Babi Yar

Babi Yar était autrefois un ravin situé dans la banlieue nord de Kiev, en Ukraine. Entre 1941 et 1943, les Allemands ont exécuté plus de 70 000 personnes. La plupart étaient des Juifs de Kiev. La photo, qui aurait été prise par un soldat allemand quelques jours après le grand massacre de 1941, montre probablement des prisonniers de guerre soviétiques en train de niveler le sable recouvrant les corps près du site où 34 000 Juifs venaient d'être exécutés. (Yad Vashem)

En 1962, une visite du poète russe Evgueni Evtouchenko dans le ravin de Babi Yar, près de Kiev, a marqué le début d'une puissante réponse musicale. Babi Yar, site d'une exécution massive de plus de 70 000 Juifs par les troupes nazies en 1941, ne disposait pas d'un mémorial digne de ce nom. Evtouchenko est rentré dans sa chambre d'hôtel et a immédiatement écrit un poème en souvenir, dont le premier vers est le suivant :

"Il n'y a pas de monuments sur Babi Yar, le précipice escarpé, comme une tombe grossièrement taillée"

reflète son "refus d'accepter l'injustice de l'histoire, l'absence de monument pour tant d'innocents massacrés", un poème qui remet en question l'effacement de la mémoire des victimes.

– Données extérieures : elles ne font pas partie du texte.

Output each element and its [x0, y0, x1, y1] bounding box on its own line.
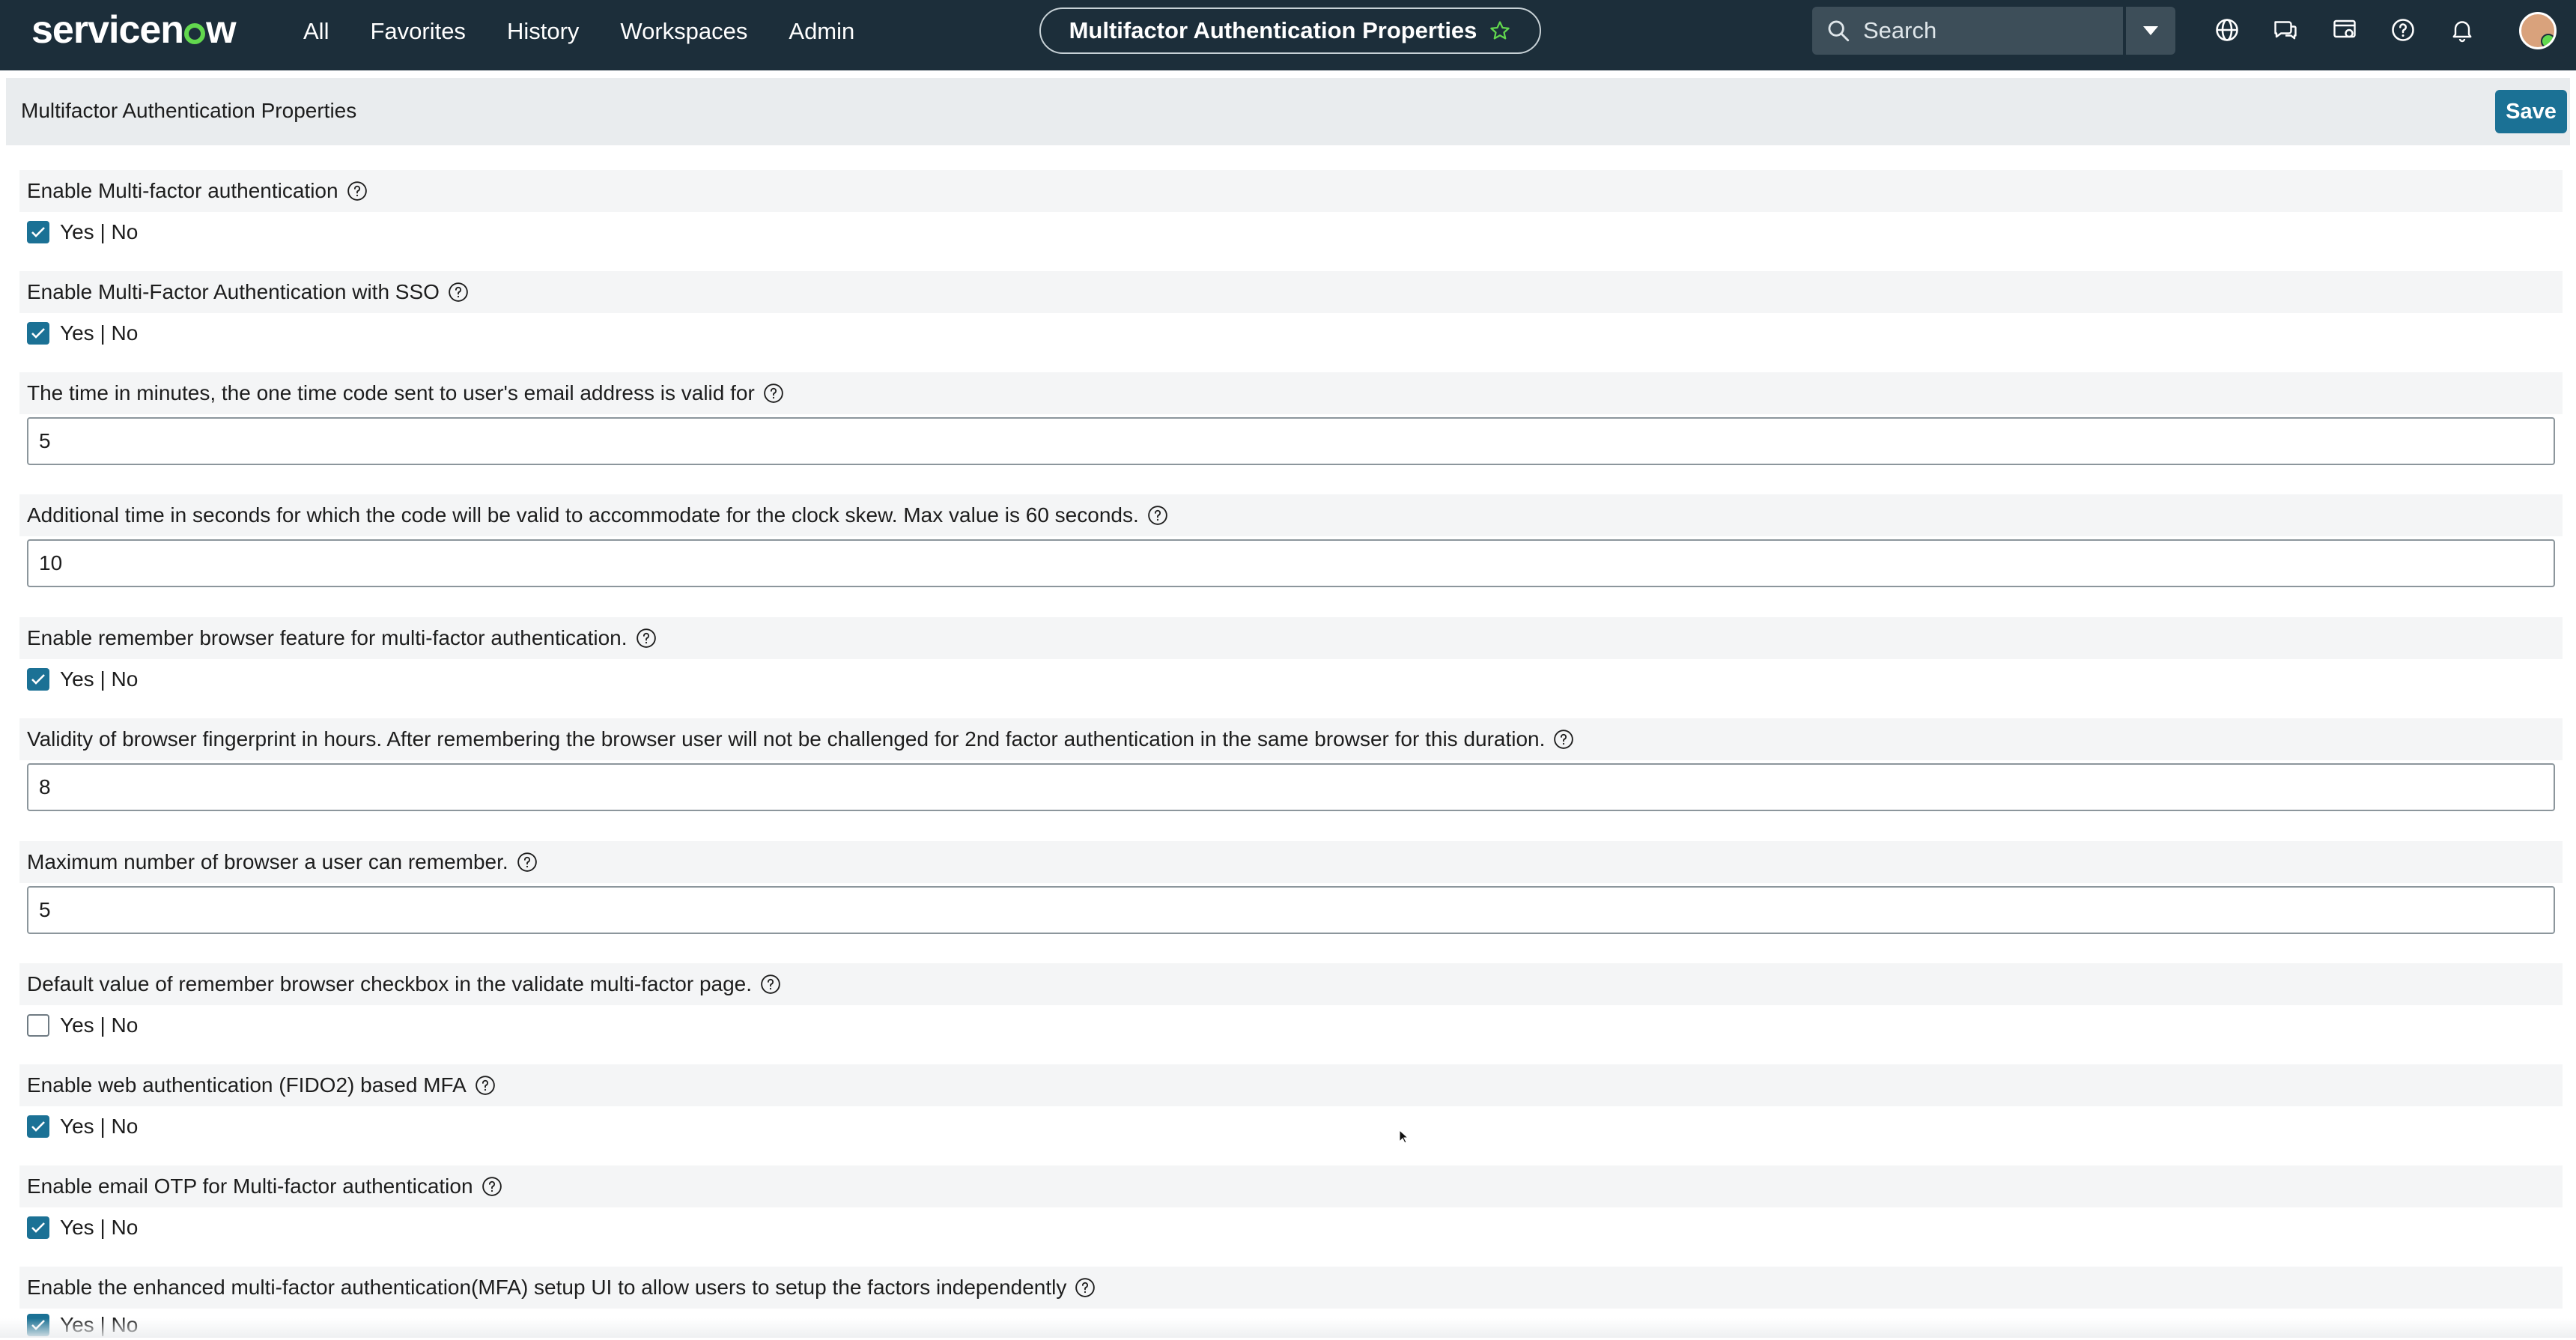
search-scope-dropdown[interactable]: [2126, 7, 2175, 55]
max-browsers-input[interactable]: [27, 886, 2555, 934]
enable-mfa-checkbox[interactable]: [27, 221, 49, 243]
property-label: Maximum number of browser a user can rem…: [27, 850, 508, 873]
bell-icon[interactable]: [2449, 16, 2476, 43]
top-navigation-bar: servicen w All Favorites History Workspac…: [0, 0, 2576, 70]
property-email-otp: Enable email OTP for Multi-factor authen…: [19, 1165, 2563, 1248]
fido2-mfa-checkbox[interactable]: [27, 1115, 49, 1138]
checkmark-icon: [31, 674, 45, 685]
user-avatar[interactable]: [2519, 12, 2557, 49]
property-label-row: Enable Multi-Factor Authentication with …: [19, 271, 2563, 313]
property-label: The time in minutes, the one time code s…: [27, 381, 755, 404]
yes-no-control: Yes | No: [27, 1213, 138, 1243]
caret-down-icon: [2143, 26, 2158, 35]
yes-no-control: Yes | No: [27, 217, 138, 247]
property-label: Enable Multi-factor authentication: [27, 179, 338, 202]
checkmark-icon: [31, 227, 45, 237]
chat-icon[interactable]: [2272, 16, 2299, 43]
clock-skew-input[interactable]: [27, 539, 2555, 587]
help-circle-icon[interactable]: [762, 382, 785, 404]
property-max-browsers: Maximum number of browser a user can rem…: [19, 841, 2563, 939]
checkmark-icon: [31, 328, 45, 339]
property-label-row: Enable email OTP for Multi-factor authen…: [19, 1165, 2563, 1207]
page-title: Multifactor Authentication Properties: [21, 99, 357, 122]
property-label-row: Enable Multi-factor authentication: [19, 170, 2563, 212]
yes-no-control: Yes | No: [27, 1010, 138, 1040]
main-nav: All Favorites History Workspaces Admin: [303, 0, 896, 63]
context-title-pill[interactable]: Multifactor Authentication Properties: [1039, 7, 1541, 54]
form-header: Multifactor Authentication Properties Sa…: [6, 78, 2570, 145]
fingerprint-validity-input[interactable]: [27, 763, 2555, 811]
nav-history[interactable]: History: [507, 18, 579, 45]
globe-icon[interactable]: [2214, 16, 2241, 43]
property-label: Additional time in seconds for which the…: [27, 503, 1139, 527]
nav-admin[interactable]: Admin: [789, 18, 854, 45]
search-placeholder: Search: [1863, 17, 1937, 43]
global-search[interactable]: Search: [1812, 7, 2123, 55]
property-label-row: Enable remember browser feature for mult…: [19, 617, 2563, 659]
property-remember-browser: Enable remember browser feature for mult…: [19, 617, 2563, 700]
context-title: Multifactor Authentication Properties: [1069, 17, 1477, 43]
yes-no-label: Yes | No: [60, 1216, 139, 1239]
checkmark-icon: [31, 1121, 45, 1132]
property-label-row: The time in minutes, the one time code s…: [19, 372, 2563, 414]
property-label-row: Additional time in seconds for which the…: [19, 494, 2563, 536]
property-label: Enable remember browser feature for mult…: [27, 626, 628, 649]
favorite-star-icon[interactable]: [1489, 19, 1511, 42]
yes-no-label: Yes | No: [60, 321, 139, 345]
yes-no-control: Yes | No: [27, 1112, 138, 1142]
property-label: Default value of remember browser checkb…: [27, 972, 753, 995]
help-circle-icon[interactable]: [1074, 1276, 1096, 1299]
nav-workspaces[interactable]: Workspaces: [620, 18, 747, 45]
help-circle-icon[interactable]: [1146, 504, 1169, 527]
help-circle-icon[interactable]: [759, 973, 782, 995]
property-label-row: Enable web authentication (FIDO2) based …: [19, 1064, 2563, 1106]
enable-mfa-sso-checkbox[interactable]: [27, 322, 49, 345]
help-circle-icon[interactable]: [474, 1074, 496, 1097]
yes-no-label: Yes | No: [60, 1013, 139, 1037]
mouse-cursor-icon: [1399, 1130, 1409, 1144]
help-circle-icon[interactable]: [635, 627, 657, 649]
property-enable-mfa-sso: Enable Multi-Factor Authentication with …: [19, 271, 2563, 354]
property-fingerprint-validity: Validity of browser fingerprint in hours…: [19, 718, 2563, 816]
yes-no-label: Yes | No: [60, 220, 139, 243]
property-label-row: Validity of browser fingerprint in hours…: [19, 718, 2563, 760]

Le poème a été transmis à Dmitri Chostakovitch, compositeur soviétique connu pour ses œuvres à forte connotation politique. Reconnaissant l'importance du poème, Chostakovitch en a fait le premier mouvement d'une symphonie en cinq mouvements. Chaque mouvement utiliserait un poème différent d'Evtouchenko, explorant ainsi différents thèmes de l'histoire et de la société soviétiques.

Si seul le premier mouvement, intitulé "Babi Yar", évoque explicitement l'Holocauste, l'ensemble de la symphonie explore les thèmes de l'oppression, du défi et de la force durable de l'esprit humain. L'œuvre a été censurée en raison de son sujet sensible, reflétant le climat politique tendu de l'époque. La symphonie a néanmoins été créée le 18 décembre 1962 devant un public réceptif.

Bien qu'elle n'ait pas de titre officiel, l'œuvre est devenue connue sous le nom de Symphonie "Babi Yar", ce qui témoigne de l'impact durable du poème d'Evtouchenko et de la réponse musicale de Chostakovitch. Elle rappelle avec force l'importance du souvenir des atrocités historiques, en veillant à ce que l'histoire des victimes soit préservée et que leurs sacrifices soient reconnus.

 

La photographie a été prise le 22 décembre 1962 lors de la soirée organisée par Evtouchenko dans la salle de concert Tchaïkovski. Quatre jours plus tôt avait eu lieu la première de la 13e symphonie de Chostakovitch, basée sur les poèmes d'Evtouchenko.